The fact is, though, that for the most part no one I engaged with would have known that I was experiencing these feelings of isolation. Because I have always come across as self-contained and in truth for the most part have been. Nonetheless, there is obviously something within me that makes me prone to loneliness, as it has followed me since childhood and presented itself regardless of my social disposition. Anyone who knows me would tell you that I smile and laugh a lot and do so genuinely. Yet, despite this at any given time I would have been suffering from one of the incidents of loneliness I described above. This is still the case, despite being happily remarried and having a beautiful, growing family. Most of us women are super-hyphenates: wife-mum-daughter-sister-carer-professional-taxi for the kids-manager of the house-cleaner- ... the list really could go on. People usually don't realise how exhausted, frustrated, helpless and demoralised we feel at times because of the relentless duties of life that are unique to us as women... or from external pressures and expectations... or from ailing mental health. People usually have no idea just how lonely and isolated we feel as a result. We often fear being judged or misunderstood so we don't open up about how we are feeling. We just get on with it, with a smile on our face. And we suffer in silence... and loneliness.
What is the face of the lonely woman?
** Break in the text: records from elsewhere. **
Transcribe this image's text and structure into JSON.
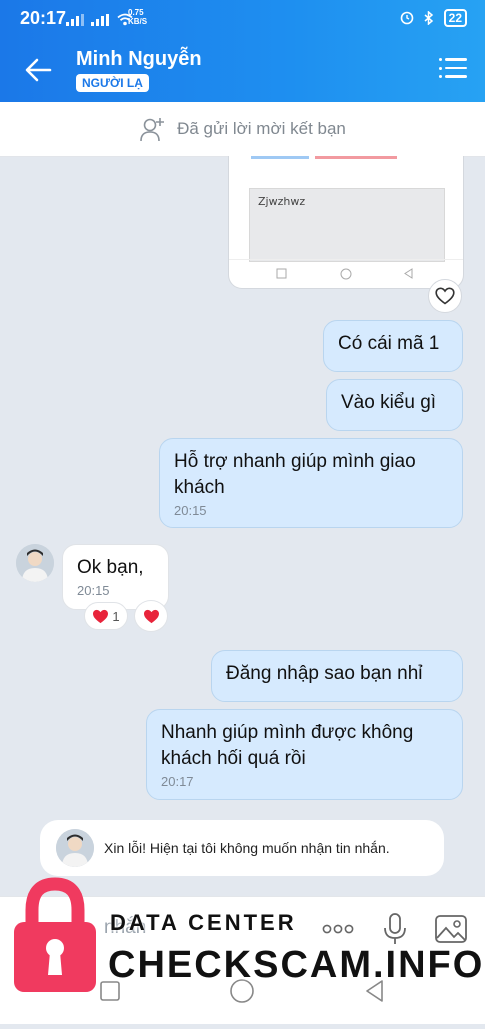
{
  "status_bar": {
    "time": "20:17",
    "net_speed_value": "0.75",
    "net_speed_unit": "KB/S",
    "battery": "22"
  },
  "header": {
    "contact_name": "Minh Nguyễn",
    "badge": "NGƯỜI LẠ"
  },
  "friend_request": {
    "label": "Đã gửi lời mời kết bạn"
  },
  "shared_image": {
    "text": "Zjwzhwz"
  },
  "messages": [
    {
      "sender": "me",
      "text": "Có cái mã 1"
    },
    {
      "sender": "me",
      "text": "Vào kiểu gì"
    },
    {
      "sender": "me",
      "text": "Hỗ trợ nhanh giúp mình giao khách",
      "time": "20:15"
    },
    {
      "sender": "them",
      "text": "Ok bạn,",
      "time": "20:15"
    },
    {
      "sender": "me",
      "text": "Đăng nhập sao bạn nhỉ"
    },
    {
      "sender": "me",
      "text": "Nhanh giúp mình được không khách hối quá rồi",
      "time": "20:17"
    }
  ],
  "reactions": {
    "count": "1",
    "emoji": "heart"
  },
  "notice": {
    "text": "Xin lỗi! Hiện tại tôi không muốn nhận tin nhắn."
  },
  "composer": {
    "placeholder_fragment": "nhắn"
  },
  "watermark": {
    "line1": "DATA CENTER",
    "line2": "CHECKSCAM.INFO"
  },
  "colors": {
    "header_blue": "#1b78e8",
    "my_bubble": "#d6eafe",
    "heart_red": "#e8243b",
    "lock_red": "#f03a5f"
  }
}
She has many faces. She is smiling, weeping and stoic. She is from every demographic, in every type of relationship and of every parental status. She is employed and unemployed, rich and poor. She is old, young, surrounded by people and no one. We can never assume, just from how a woman looks, or how confident she appears, whether or not she is lonely. Because regardless of her circumstances, loneliness is ultimately a state of mind. It isn't merely the product of our circumstances; it is the complex outcome of how we process and are able to respond to our circumstances. The solutions are sometimes simple and sometimes not. On some occasions it may be as simple as joining a club or reaching out to rekindle an old friendship. Other times the solution involves working through the inner emotional and mental entanglements that make it difficult to connect with others. Whatever the case, loneliness is real. We should take it seriously when we experience it ourselves and be compassionate when realising it in others. And we should talk about it. Because there's no shame in it. It happens to all of us.